As soon as any food drops into oil, there's that sizzle and burst of bubbles cradling your fries. "A lot of people say the oil is boiling," Paulson says. But what's actually happening, he says, is "you're boiling the water very near the surface of the food." Frying is first and foremost a dehydration process. This means that the drier your food is when you start frying, the better your crust will be.
But there's a problem. The water just below the crust of your food can't escape easily. As it vaporizes and expands, it creates a kind of bubble trapped under the oil. Aside from helping to puff up certain batters, like the pancake batter on these fried Oreos, this stops the crust from becoming very thick. You could keep it in the oil longer, but that runs the risk of overcooking.

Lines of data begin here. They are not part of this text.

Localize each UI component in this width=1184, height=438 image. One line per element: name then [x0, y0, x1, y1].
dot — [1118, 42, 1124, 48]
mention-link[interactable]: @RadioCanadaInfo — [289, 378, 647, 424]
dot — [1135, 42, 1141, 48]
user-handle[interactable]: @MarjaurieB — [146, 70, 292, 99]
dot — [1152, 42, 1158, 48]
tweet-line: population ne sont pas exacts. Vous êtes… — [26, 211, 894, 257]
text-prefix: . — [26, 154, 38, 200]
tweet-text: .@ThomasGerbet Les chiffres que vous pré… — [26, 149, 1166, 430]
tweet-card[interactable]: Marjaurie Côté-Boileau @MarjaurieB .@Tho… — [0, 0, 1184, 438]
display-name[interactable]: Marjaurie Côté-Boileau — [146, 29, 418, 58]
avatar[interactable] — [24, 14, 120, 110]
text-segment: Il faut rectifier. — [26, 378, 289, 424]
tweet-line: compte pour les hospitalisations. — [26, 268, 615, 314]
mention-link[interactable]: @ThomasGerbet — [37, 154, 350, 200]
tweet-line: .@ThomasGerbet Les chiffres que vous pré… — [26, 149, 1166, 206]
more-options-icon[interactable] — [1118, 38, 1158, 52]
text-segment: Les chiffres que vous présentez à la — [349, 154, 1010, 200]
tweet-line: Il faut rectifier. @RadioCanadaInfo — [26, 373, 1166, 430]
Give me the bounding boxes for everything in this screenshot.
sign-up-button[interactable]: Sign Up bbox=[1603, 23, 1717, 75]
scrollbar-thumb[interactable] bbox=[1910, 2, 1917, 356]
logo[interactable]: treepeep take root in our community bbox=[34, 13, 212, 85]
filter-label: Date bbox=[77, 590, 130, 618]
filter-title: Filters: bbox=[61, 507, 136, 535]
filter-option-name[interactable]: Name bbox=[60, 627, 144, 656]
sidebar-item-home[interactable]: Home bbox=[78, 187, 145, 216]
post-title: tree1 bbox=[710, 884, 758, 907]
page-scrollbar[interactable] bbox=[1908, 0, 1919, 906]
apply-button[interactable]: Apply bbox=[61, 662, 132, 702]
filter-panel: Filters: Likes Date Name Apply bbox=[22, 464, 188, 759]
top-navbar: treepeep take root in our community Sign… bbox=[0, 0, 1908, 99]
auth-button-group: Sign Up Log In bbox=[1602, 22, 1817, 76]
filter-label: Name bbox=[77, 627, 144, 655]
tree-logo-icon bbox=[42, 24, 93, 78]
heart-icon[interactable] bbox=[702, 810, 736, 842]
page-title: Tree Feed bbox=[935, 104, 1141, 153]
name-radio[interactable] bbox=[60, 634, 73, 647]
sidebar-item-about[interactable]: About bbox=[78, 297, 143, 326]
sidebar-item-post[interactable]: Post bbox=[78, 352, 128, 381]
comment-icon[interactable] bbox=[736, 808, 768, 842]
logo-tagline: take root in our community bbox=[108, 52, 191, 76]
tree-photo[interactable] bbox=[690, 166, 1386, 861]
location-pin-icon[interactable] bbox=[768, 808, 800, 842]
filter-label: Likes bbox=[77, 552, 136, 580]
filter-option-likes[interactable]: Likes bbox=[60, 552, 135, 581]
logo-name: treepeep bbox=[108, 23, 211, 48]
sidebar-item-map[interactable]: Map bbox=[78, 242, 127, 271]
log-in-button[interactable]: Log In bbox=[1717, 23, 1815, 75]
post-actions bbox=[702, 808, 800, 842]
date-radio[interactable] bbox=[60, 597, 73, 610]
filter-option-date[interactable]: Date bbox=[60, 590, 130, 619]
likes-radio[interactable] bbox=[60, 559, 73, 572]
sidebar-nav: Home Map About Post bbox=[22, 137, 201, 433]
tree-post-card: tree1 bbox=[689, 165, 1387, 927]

The secret around this problem is to fry your food twice. Paulson fries his potatoes at 350 degrees for a few minutes. Then he freezes them and fries them again.
"The double fry thing works for other food, too," says Kenji Lopez-Alt, a food columnist at Serious Eats and author of The Food Lab: Better Home Cooking Through Science. Moisture in the center of the food migrates to the surface after the food cools and the surface gets soggy again. Then you boil off that moisture again on the second fry.
There are a couple of possible reasons why this works. One is there's already less water in the food after the first fry.
The second reason is that the first fry changes the microscopic architecture of your food. During frying, oil pushes into the food through air pockets that are, in the beginning, warped and twisted channels.
As the cooking progresses, "those pathways are becoming simpler, merging with each other," explains Pawan Takhar, a food engineer at the University of Illinois, who studied the dynamics of frying potatoes. On that second fry, these straightened, simple pathways make it easier for water to escape, giving you a drier, crisper fry.
This knowledge has completely changed my chicken game.
There's one last science tip. Once the food starts to cool, that bubble of vaporized water inside your food pops and turns back into water, Takhar says. That creates a suction force that pulls any surface oil deep into the food, making it greasier. So, mop up any excess oil on the food immediately after frying.